First, says Tanenhaus, art has let us down. Though "the Western literary tradition, from Shakespeare to Dostoevsky, teems with pathologically violent men... the landscape of unprovoked but premeditated female violence remains strangely unexplored." Which is weird, because we have female murderers all the time, right? They tell you only about 12 percent of homicides are done by chicks, but those are just the ones the mainstream media hasn't covered up to protect their reputation.
An expert on female serial killers tells Tanenhaus "women who kill are 'relegated to an "exceptional case" status that rests upon some exceptional, or untoward killing circumstance'" -- for instance, they were reacting to the threat of rape or some such excuse.
"A decade or two ago this all made sense," admits Tanenhaus, but "much has changed since then" -- he doesn't say what; Amy Bishop, we guess, and maybe some broad who mouthed off at him in the subway.
We need a great artist, like Don DeLillo or Martin Scorsese, to make an Amy Bishop book or movie, for which Tanenhaus provides a nice elevator summary that we guess he hopes they'll see ("her stable marriage to a uxorious husband, who was also her collaborator on scientific inventions"). But will they? They won't -- even though "it is not hard to imagine Mr. DeLillo or Mr. Scorsese mapping the interior circuitry of Timothy McVeigh," because that would make white men look bad. Maybe like Shakespeare and Dostoyevsky and all those other artists, they're covering for the bitches because they're all gay and it's a Will & Grace bonding sort of thing. They laugh at us at their cocktail parties!
"The uncomfortable fact," says Tanenhaus, "is that for all her singularity, Dr. Bishop also provides an index to the evolved status of women in 21st-century America." How ya figure, Doc? "The number of female neurobiologists may still be small, but girls often outdo boys in the classroom, including in the sciences." (This is, literally, his very next sentence.)
There's also: "The tenure struggle said to have lighted Dr. Bishop's short fuse reflects the anxieties of many other women who now outnumber men in the work force and have become, in thousands of cases, their family's principal or only breadwinner." All time bombs, and all in Tanenhaus' social circle, ready to go off -- unless artists act!

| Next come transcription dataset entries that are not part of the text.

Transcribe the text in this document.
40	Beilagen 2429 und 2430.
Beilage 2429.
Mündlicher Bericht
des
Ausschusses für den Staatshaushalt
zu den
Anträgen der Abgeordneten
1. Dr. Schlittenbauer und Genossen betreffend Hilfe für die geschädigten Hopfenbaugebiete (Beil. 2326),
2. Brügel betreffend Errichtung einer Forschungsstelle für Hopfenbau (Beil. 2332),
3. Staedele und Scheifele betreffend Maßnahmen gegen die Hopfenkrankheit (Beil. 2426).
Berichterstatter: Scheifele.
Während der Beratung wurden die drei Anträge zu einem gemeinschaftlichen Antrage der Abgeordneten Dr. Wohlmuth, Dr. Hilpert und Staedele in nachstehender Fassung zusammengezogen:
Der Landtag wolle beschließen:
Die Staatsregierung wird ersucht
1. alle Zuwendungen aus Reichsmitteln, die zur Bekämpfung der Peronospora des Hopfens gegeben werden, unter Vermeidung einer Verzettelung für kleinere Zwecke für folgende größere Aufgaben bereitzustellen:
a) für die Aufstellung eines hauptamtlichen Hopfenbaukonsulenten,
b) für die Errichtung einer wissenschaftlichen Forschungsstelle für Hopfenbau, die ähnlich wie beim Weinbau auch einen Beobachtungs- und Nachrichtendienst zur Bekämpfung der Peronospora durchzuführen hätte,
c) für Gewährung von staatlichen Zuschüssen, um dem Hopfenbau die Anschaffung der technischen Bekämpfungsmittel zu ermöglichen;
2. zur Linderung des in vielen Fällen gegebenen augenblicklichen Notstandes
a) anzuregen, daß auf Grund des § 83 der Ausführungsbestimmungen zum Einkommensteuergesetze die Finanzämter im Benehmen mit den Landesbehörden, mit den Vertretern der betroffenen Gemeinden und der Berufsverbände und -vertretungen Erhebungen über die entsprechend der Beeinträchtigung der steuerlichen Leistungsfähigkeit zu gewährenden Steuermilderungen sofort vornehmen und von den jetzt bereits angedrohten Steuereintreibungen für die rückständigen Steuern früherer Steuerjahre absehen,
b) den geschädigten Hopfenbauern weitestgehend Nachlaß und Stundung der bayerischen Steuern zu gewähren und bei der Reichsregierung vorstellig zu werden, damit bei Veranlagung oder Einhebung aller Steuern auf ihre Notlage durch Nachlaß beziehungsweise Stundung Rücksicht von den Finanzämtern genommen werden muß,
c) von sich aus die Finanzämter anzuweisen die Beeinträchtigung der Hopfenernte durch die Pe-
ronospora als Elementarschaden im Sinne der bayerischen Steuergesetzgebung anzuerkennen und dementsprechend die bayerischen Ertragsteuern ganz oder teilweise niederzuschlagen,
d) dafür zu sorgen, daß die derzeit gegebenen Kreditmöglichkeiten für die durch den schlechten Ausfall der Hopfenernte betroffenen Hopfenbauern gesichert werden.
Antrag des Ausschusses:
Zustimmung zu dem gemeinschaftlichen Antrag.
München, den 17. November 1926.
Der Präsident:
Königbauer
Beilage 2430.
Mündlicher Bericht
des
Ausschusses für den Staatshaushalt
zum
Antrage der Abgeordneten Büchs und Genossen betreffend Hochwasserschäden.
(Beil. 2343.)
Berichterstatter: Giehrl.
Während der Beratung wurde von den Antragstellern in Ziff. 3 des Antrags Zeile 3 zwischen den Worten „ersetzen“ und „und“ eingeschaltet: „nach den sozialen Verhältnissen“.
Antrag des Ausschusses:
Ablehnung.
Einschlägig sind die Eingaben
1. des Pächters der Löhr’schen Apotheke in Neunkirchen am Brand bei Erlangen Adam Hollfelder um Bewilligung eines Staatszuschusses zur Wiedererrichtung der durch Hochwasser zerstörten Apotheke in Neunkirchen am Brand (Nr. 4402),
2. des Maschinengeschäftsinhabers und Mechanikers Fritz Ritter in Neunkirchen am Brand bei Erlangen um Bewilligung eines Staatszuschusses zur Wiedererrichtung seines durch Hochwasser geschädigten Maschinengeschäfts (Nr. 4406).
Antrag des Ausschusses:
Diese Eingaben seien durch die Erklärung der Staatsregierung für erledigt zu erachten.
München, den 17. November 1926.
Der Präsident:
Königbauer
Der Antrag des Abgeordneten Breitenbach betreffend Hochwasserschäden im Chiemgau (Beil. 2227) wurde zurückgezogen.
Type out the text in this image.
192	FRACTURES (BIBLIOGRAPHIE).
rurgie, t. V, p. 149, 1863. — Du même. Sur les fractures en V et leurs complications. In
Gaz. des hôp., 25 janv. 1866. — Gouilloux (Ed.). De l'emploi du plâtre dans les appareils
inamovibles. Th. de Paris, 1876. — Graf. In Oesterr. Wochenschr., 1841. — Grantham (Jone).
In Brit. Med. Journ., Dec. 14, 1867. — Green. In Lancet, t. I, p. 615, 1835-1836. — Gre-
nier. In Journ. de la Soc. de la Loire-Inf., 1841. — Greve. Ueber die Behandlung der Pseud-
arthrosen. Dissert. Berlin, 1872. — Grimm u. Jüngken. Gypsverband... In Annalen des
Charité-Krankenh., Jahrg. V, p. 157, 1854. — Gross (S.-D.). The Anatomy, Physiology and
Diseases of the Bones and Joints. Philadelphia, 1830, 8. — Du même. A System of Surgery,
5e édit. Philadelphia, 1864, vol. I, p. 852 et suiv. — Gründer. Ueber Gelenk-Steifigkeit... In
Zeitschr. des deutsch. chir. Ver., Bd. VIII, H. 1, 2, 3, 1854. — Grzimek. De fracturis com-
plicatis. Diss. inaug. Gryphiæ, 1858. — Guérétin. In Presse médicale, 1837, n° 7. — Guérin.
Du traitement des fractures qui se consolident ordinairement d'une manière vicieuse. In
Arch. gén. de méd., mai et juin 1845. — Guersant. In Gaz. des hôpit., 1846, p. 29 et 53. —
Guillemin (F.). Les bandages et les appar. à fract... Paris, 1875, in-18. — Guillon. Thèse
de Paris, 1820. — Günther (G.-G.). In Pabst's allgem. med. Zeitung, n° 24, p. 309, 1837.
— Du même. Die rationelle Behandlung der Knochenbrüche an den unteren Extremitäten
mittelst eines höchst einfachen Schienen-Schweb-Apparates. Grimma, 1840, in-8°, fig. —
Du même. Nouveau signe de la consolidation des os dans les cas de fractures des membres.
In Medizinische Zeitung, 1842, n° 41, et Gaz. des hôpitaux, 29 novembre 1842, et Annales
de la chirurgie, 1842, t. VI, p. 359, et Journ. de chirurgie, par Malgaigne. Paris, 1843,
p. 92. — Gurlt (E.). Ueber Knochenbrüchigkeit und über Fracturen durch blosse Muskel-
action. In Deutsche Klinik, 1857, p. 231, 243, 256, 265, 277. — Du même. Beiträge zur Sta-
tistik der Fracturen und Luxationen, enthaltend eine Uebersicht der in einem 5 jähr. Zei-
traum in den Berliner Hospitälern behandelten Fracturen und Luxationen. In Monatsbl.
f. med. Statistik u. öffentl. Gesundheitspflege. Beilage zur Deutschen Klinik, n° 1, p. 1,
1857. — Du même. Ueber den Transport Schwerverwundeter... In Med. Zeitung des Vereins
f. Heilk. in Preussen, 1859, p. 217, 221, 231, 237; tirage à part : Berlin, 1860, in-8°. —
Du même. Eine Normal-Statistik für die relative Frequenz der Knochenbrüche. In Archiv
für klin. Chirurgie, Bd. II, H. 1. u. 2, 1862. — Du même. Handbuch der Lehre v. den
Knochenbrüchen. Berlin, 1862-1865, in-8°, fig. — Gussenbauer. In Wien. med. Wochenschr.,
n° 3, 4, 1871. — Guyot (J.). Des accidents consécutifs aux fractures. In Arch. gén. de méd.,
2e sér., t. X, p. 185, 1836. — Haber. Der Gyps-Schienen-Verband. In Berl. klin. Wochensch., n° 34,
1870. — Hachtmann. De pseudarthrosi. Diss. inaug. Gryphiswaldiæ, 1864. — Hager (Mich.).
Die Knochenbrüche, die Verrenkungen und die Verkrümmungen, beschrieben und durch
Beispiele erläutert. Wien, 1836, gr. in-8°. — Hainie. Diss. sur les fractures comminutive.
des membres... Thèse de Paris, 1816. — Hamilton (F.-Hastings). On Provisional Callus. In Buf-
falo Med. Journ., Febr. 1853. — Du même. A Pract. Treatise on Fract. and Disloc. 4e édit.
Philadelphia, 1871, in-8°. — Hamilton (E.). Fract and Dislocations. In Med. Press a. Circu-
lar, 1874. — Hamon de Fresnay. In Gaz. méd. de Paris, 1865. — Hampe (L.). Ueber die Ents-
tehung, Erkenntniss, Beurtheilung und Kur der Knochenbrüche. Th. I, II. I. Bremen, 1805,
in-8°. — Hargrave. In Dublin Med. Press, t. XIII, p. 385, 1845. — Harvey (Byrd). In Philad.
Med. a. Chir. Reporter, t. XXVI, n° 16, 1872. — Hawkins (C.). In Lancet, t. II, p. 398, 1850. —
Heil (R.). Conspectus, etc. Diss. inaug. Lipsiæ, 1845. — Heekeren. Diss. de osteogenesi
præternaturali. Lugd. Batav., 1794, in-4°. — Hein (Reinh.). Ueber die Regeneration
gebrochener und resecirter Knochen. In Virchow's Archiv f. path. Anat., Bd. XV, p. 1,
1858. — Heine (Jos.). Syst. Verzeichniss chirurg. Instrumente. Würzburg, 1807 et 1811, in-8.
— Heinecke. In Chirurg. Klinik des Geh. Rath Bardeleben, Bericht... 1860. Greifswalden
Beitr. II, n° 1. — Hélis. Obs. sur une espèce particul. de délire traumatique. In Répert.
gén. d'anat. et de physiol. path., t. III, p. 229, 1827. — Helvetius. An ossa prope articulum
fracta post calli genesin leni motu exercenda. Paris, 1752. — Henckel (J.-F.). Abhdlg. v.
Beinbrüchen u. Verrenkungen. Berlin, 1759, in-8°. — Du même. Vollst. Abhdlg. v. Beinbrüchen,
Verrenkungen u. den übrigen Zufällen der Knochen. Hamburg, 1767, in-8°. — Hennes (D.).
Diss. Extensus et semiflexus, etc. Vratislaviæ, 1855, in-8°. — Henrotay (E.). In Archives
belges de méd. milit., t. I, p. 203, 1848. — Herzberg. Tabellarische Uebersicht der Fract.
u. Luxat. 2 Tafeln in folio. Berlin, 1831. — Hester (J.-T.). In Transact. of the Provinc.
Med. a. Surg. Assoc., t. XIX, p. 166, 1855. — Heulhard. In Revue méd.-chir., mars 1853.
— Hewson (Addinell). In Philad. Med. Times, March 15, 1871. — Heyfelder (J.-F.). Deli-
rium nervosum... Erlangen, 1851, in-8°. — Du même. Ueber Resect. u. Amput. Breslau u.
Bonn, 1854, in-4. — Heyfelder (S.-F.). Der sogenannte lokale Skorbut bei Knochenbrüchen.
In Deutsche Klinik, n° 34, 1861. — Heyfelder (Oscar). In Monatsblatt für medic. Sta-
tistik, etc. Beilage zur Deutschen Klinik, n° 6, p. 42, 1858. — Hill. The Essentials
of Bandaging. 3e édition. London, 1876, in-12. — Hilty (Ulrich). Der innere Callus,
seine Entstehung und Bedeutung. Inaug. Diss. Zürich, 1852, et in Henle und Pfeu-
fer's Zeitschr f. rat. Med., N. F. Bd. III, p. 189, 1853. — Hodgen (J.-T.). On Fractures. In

Fortunately some people have created some artworks (like Kill Bill and Blue Steel, from 1989) which conform to Tanenhaus' fantasies of violent women and thus give him some comfort. Moreover, he has a trump: He talks to Joyce Carol Oates, who agrees that Amy Bishop is a "sociopath." And, says Tanenbaum, retucking his shirt in triumph, "Ms. Oates's feminist credentials are in good order."
Tanenhaus, in case you were wondering, is what some people like to call a "smart conservative."